İyi Parti Genel Başkanı Meral Akşener, Cumhurbaşkanı ve AK Parti Genel Başkanı Recep Tayyip Erdoğan‘ın, Edirne F Tipi Cezaevi’nde tutuklu bulunan eski HDP Eş Genel Başkanı Selahattin Demirtaş‘a yönelik, “Edirne’deki en büyük hesabı İmralı’dakine verecek” ifadesine sert bir dille tepki gösterdi.
“Sayın Erdoğan bu memlekette eğer bir hesap kesilecekse onu yüze Türk yargıcı kesmelidir. Makamının ciddiyetinin farkına var ama. Seçilmiş cumhurbaşkanıyım diye vaka satarak geziyorsun ama AKP Genel başkanlığı fikrinden anlayışından kurtulamadın gittin kardeşim. Bu ülkenin cumhurbaşkanı böyle abuk sabuk konuşamaz kendine gel” diyen Akşener, şunları kaydetti:
“Başka oyunlar peşindesin. Seni şimdiden uyarıyorum, eğer arzu ettiğin hesabı kesmesi için İmralı’ndakini çıkarmanın peşindeysen orada duracaksın. Sakın ha, sakın ha, sakın ha! Böyle bir ahmaklığa böyle bir hainliğe yeltenirsen karşında bizi bulursun. Bu memleketi senin seçim kazanma hırslarına yedirmeyiz.”

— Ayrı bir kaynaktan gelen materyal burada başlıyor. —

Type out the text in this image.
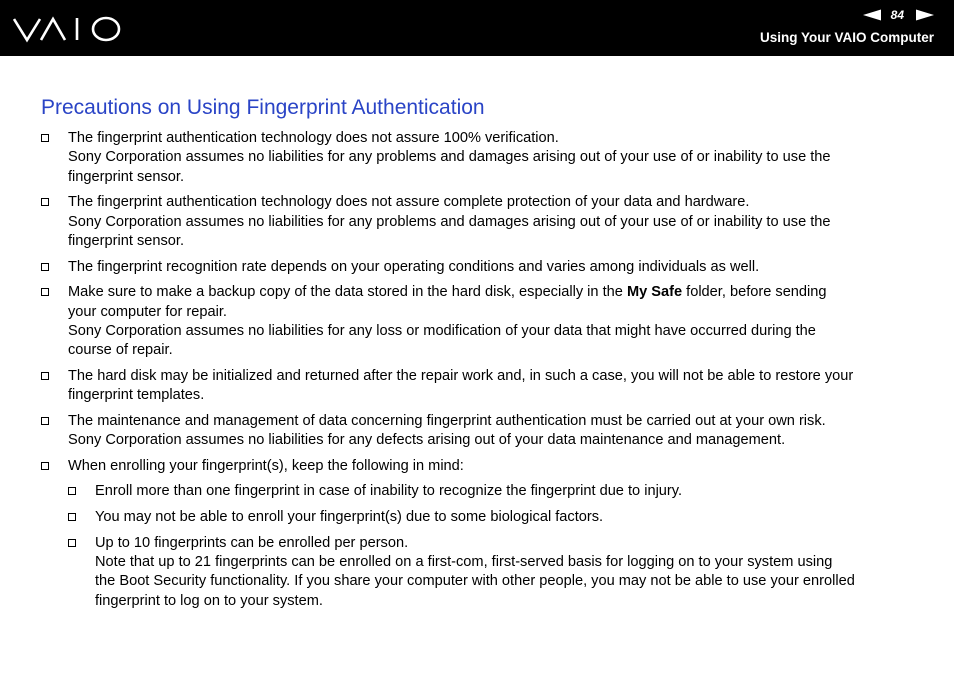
84
Using Your VAIO Computer
Precautions on Using Fingerprint Authentication
The fingerprint authentication technology does not assure 100% verification.
Sony Corporation assumes no liabilities for any problems and damages arising out of your use of or inability to use the
fingerprint sensor.
The fingerprint authentication technology does not assure complete protection of your data and hardware.
Sony Corporation assumes no liabilities for any problems and damages arising out of your use of or inability to use the
fingerprint sensor.
The fingerprint recognition rate depends on your operating conditions and varies among individuals as well.
Make sure to make a backup copy of the data stored in the hard disk, especially in the My Safe folder, before sending
your computer for repair.
Sony Corporation assumes no liabilities for any loss or modification of your data that might have occurred during the
course of repair.
The hard disk may be initialized and returned after the repair work and, in such a case, you will not be able to restore your
fingerprint templates.
The maintenance and management of data concerning fingerprint authentication must be carried out at your own risk.
Sony Corporation assumes no liabilities for any defects arising out of your data maintenance and management.
When enrolling your fingerprint(s), keep the following in mind:
Enroll more than one fingerprint in case of inability to recognize the fingerprint due to injury.
You may not be able to enroll your fingerprint(s) due to some biological factors.
Up to 10 fingerprints can be enrolled per person.
Note that up to 21 fingerprints can be enrolled on a first-com, first-served basis for logging on to your system using
the Boot Security functionality. If you share your computer with other people, you may not be able to use your enrolled
fingerprint to log on to your system.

Partisinin grup toplantısında konuşan Akşener, sözlerine, “Erdoğan’ın çaresizliği gülünç bir hal almaya başladı. Milletimizi bunaltan sıkıntıları biz çözeriz dedi. Fahiş fiyat artışlarını biz çözeriz dedi, bir de utanmadan havuz medyasına manşet attırmışlar. Sabah şeritlerin hayrolsun Erdoğan, günaydın yahu 20 yıldır neredeydin sen. Şimdiye kadar çözdün de elini tutan mı oldu? 999 haftadır iktidardasın hala biz çözeriz diyorsun. Şimdi utanmadan çıkıp biz çözeriz diyorsun” diye başladı.

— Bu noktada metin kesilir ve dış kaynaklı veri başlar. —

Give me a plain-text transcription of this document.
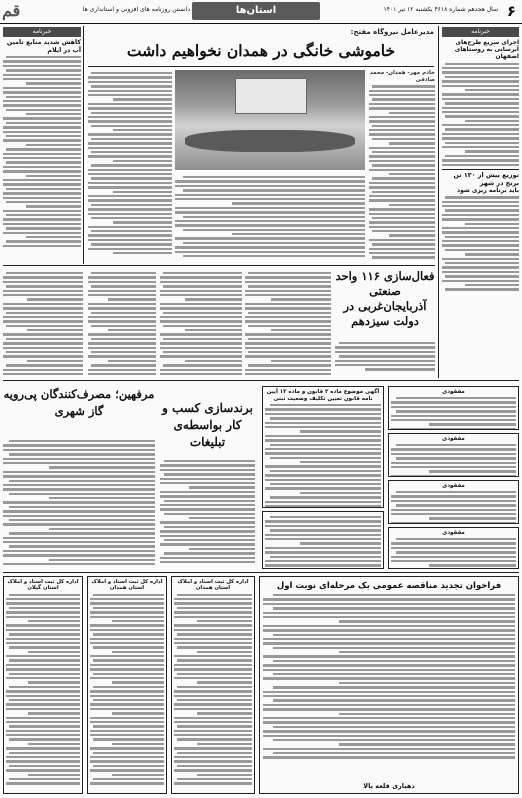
قم	دانستن روزنامه های افزونی و استانداری ها	استان‌ها	سال هجدهم شماره ۴۶۱۸ یکشنبه ۱۲ تیر ۱۴۰۱ ۶
خبرنامه
کاهش شدید منابع تامین آب در ایلام
مدیرعامل نیروگاه مفتح:
خاموشی خانگی در همدان نخواهیم داشت
خادم مهر- همدان- محمد صادقی
خبرنامه
اجرای سریع طرح‌های آبرسانی به روستاهای اصفهان
توزیع بیش از ۱۲۰ تن برنج در شهر
باید برنامه ریزی شود
فعال‌سازی ۱۱۶ واحد صنعتی آذربایجان‌غربی در دولت سیزدهم
مرفهین؛ مصرف‌کنندگان پی‌رویه گاز شهری	برندسازی کسب و کار بواسطه‌ی تبلیغات
آگهی موضوع ماده ۳ قانون و ماده ۱۳ آیین نامه قانون تعیین تکلیف وضعیت ثبتی
مفقودی
مفقودی
مفقودی
مفقودی
اداره کل ثبت اسناد و املاک استان گیلان
اداره کل ثبت اسناد و املاک استان همدان
اداره کل ثبت اسناد و املاک استان همدان	فراخوان تجدید مناقصه عمومی یک مرحله‌ای نوبت اول
دهیاری قلعه بالا
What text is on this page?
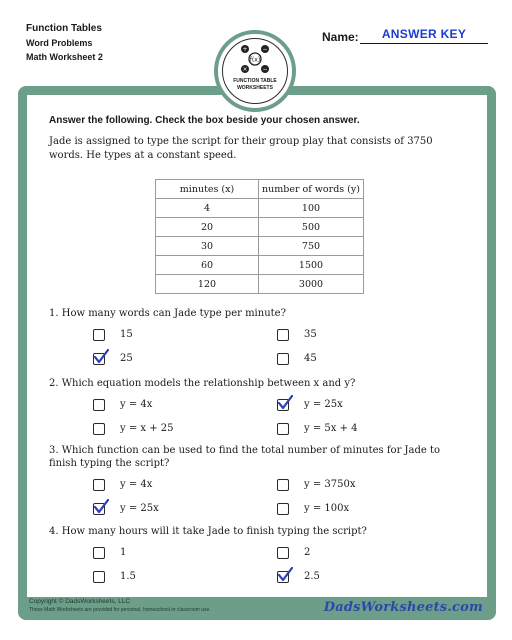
Function Tables
Word Problems
Math Worksheet 2
Name:	ANSWER KEY
f(x)
+ −
× −
FUNCTION TABLE
WORKSHEETS
Answer the following. Check the box beside your chosen answer.
Jade is assigned to type the script for their group play that consists of 3750 words. He types at a constant speed.
minutes (x)	number of words (y)
4	100
20	500
30	750
60	1500
120	3000
1. How many words can Jade type per minute?
15	35
25	45
2. Which equation models the relationship between x and y?
y = 4x	y = 25x
y = x + 25	y = 5x + 4
3. Which function can be used to find the total number of minutes for Jade to finish typing the script?
y = 4x	y = 3750x
y = 25x	y = 100x
4. How many hours will it take Jade to finish typing the script?
1	2
1.5	2.5
Copyright © DadsWorksheets, LLC
These Math Worksheets are provided for personal, homeschool or classroom use.	DadsWorksheets.com
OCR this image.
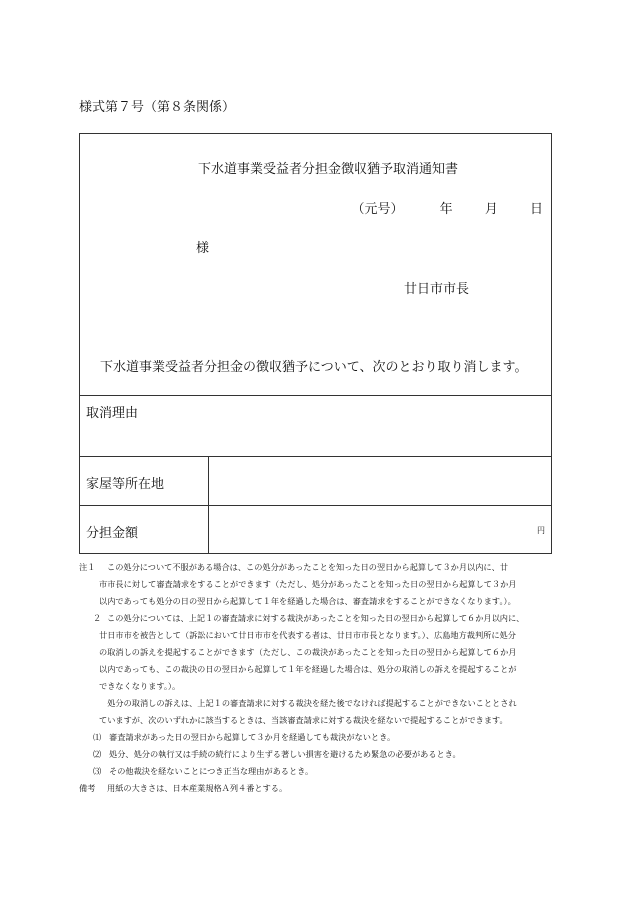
様式第７号（第８条関係）
下水道事業受益者分担金徴収猶予取消通知書
（元号）	年 月 日
様
廿日市市長
下水道事業受益者分担金の徴収猶予について、次のとおり取り消します。
取消理由
家屋等所在地
分担金額	円
注１ この処分について不服がある場合は、この処分があったことを知った日の翌日から起算して３か月以内に、廿
市市長に対して審査請求をすることができます（ただし、処分があったことを知った日の翌日から起算して３か月
以内であっても処分の日の翌日から起算して１年を経過した場合は、審査請求をすることができなくなります。）。
２ この処分については、上記１の審査請求に対する裁決があったことを知った日の翌日から起算して６か月以内に、
廿日市市を被告として（訴訟において廿日市市を代表する者は、廿日市市長となります。）、広島地方裁判所に処分
の取消しの訴えを提起することができます（ただし、この裁決があったことを知った日の翌日から起算して６か月
以内であっても、この裁決の日の翌日から起算して１年を経過した場合は、処分の取消しの訴えを提起することが
できなくなります。）。
　処分の取消しの訴えは、上記１の審査請求に対する裁決を経た後でなければ提起することができないこととされ
ていますが、次のいずれかに該当するときは、当該審査請求に対する裁決を経ないで提起することができます。
⑴ 審査請求があった日の翌日から起算して３か月を経過しても裁決がないとき。
⑵ 処分、処分の執行又は手続の続行により生ずる著しい損害を避けるため緊急の必要があるとき。
⑶ その他裁決を経ないことにつき正当な理由があるとき。
備考 用紙の大きさは、日本産業規格Ａ列４番とする。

“Aziz milletim maalesef çözemezler bu zihniyetle bu beceriksizlik bu cahillikle memleketin hiçbir sorununu çözemezler” diyen Akşener, konuşmasının devamında şunları kaydetti:
“Sayın Erdoğan ve hünerli ekibi sayesinde enflasyon bizi teğet geçmiş; yüzde 36!”

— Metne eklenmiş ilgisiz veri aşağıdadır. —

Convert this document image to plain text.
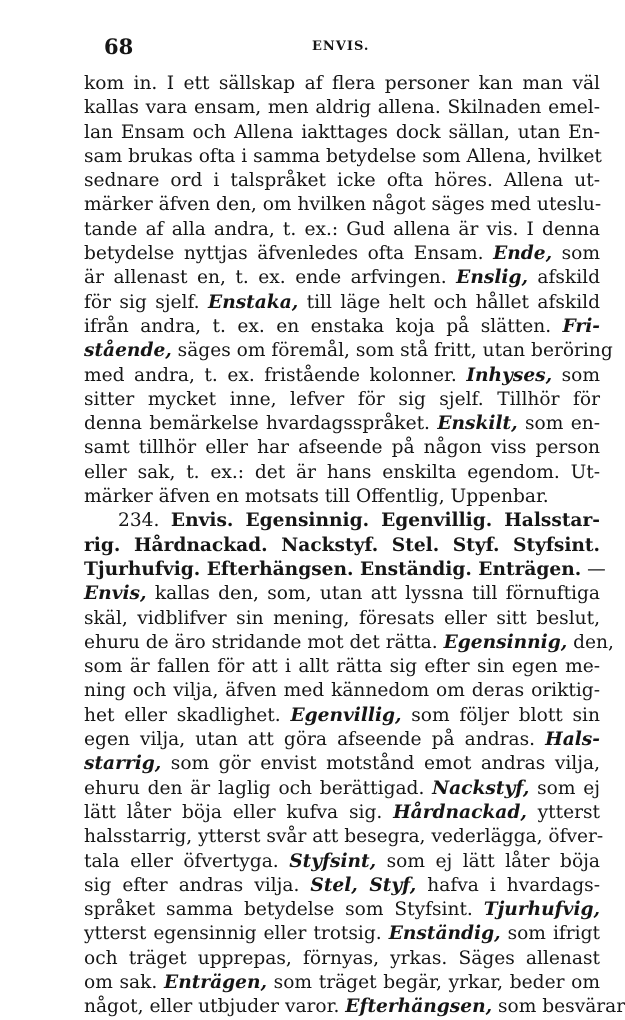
68	ENVIS.
kom in. I ett sällskap af flera personer kan man väl
kallas vara ensam, men aldrig allena. Skilnaden emel-
lan Ensam och Allena iakttages dock sällan, utan En-
sam brukas ofta i samma betydelse som Allena, hvilket
sednare ord i talspråket icke ofta höres. Allena ut-
märker äfven den, om hvilken något säges med uteslu-
tande af alla andra, t. ex.: Gud allena är vis. I denna
betydelse nyttjas äfvenledes ofta Ensam. Ende, som
är allenast en, t. ex. ende arfvingen. Enslig, afskild
för sig sjelf. Enstaka, till läge helt och hållet afskild
ifrån andra, t. ex. en enstaka koja på slätten. Fri-
stående, säges om föremål, som stå fritt, utan beröring
med andra, t. ex. fristående kolonner. Inhyses, som
sitter mycket inne, lefver för sig sjelf. Tillhör för
denna bemärkelse hvardagsspråket. Enskilt, som en-
samt tillhör eller har afseende på någon viss person
eller sak, t. ex.: det är hans enskilta egendom. Ut-
märker äfven en motsats till Offentlig, Uppenbar.
234. Envis. Egensinnig. Egenvillig. Halsstar-
rig. Hårdnackad. Nackstyf. Stel. Styf. Styfsint.
Tjurhufvig. Efterhängsen. Enständig. Enträgen. —
Envis, kallas den, som, utan att lyssna till förnuftiga
skäl, vidblifver sin mening, föresats eller sitt beslut,
ehuru de äro stridande mot det rätta. Egensinnig, den,
som är fallen för att i allt rätta sig efter sin egen me-
ning och vilja, äfven med kännedom om deras oriktig-
het eller skadlighet. Egenvillig, som följer blott sin
egen vilja, utan att göra afseende på andras. Hals-
starrig, som gör envist motstånd emot andras vilja,
ehuru den är laglig och berättigad. Nackstyf, som ej
lätt låter böja eller kufva sig. Hårdnackad, ytterst
halsstarrig, ytterst svår att besegra, vederlägga, öfver-
tala eller öfvertyga. Styfsint, som ej lätt låter böja
sig efter andras vilja. Stel, Styf, hafva i hvardags-
språket samma betydelse som Styfsint. Tjurhufvig,
ytterst egensinnig eller trotsig. Enständig, som ifrigt
och träget upprepas, förnyas, yrkas. Säges allenast
om sak. Enträgen, som träget begär, yrkar, beder om
något, eller utbjuder varor. Efterhängsen, som besvärar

“Geçtiğimiz gün müstakbel muhalefet partisi genel başkanı Sayın Erdoğan çıktı ve dedi ki ABD ve Avrupa enflasyondan kırılıyor bizim böyle bir derdimiz yok. Üstelik bunu Aralık 2021 tarihi itibariyle ülkemiz en yüksek altıncı enflasyonuna sahipken söyledi. Ne yapalım biz buna? Hızını alamayıp dedi ki gelişmiş ülkeler bir anda beş ,ila 7 katına çıkan bir enflasyon gerçeği ile yüzleşmek zorunda kalmıştır: Şu şuursuzluğa bakar mısınız! Vatandaşın gözünün içine baka baka gerçekleri çarpıtan bu utanmazlığa bir bakar mısınız! Gerçekten ibretlik. Biliyorsunuz bu arkadaşlar memleketimizin meselesini pek umursamazlar da ilginçtir Japonya’daki ekonomik durum hakkında nedenini anlayamadığımız bir derin hassasiyete sahipler. O nedenle size Japonya’dan bir örnek vermek istiyorum. Japonya’da yıllık enflasyon yüzde 0,6’ya çıktı. İşte size Sayın Erdoğan’ın bahsettiği Batı ülkelerindeki 6 katlık enflasyon artışına bir örnek! Enflasyon canavarı Japonya’yı adeta esir almış sayın Erdoğan’a göre enflasyon şoku yaşayan diğer ülkelerde durum daha vahim. Mesela enflasyon Suudi Arabistan’da yüzde 1.2’ye, Çin’de 1.5’e çıkmış. Fransa’da yüzde 2.8’e, Güney Kore’de yüzde 3.7’ye, Euro bölgesinde yüzde 5’e dayanmış. Bizde durum nasıl? Sayın Erdoğan ve hünerli ekibi sayesinde enflasyon bizi teğet geçmiş; yüzde 36! Bu arkadaşların enflasyon gibi bir derdi yokmuş. Şu ciddiyetsizliğe bir bakar mısınız. Koskoca TC devletini yöneten şu lakayık tavra bakar mısınız, yazıklar olsun! Doğrudur dünyada oransal olarak bakıldığında görece yüksek enflasyon artışları var ama bu Türkiye’deki dünyanın kat ve kat üzerinde seyreden enflasyonu meşrulaştırabilir mi? Elbette hayır. Bu zihniyetle milletimizin enflasyon kaynaklı sorunlarına çözüm bulunabilir mi? Hayır. Erdoğan’ı acilen ciddiyete davet ediyorum, devleti yönetenler rakamlarını eğip bükerek vatandaşını kandıramaz. Ya abuk sabuk açıklamaları bırakıp milletin derdine odaklanın y da sandığı getirin, biz gelelim milletimizi bu iş bilmezlikten çekip çıkaralım .Ayıptır günahtır böyle devlet yönetilmez.”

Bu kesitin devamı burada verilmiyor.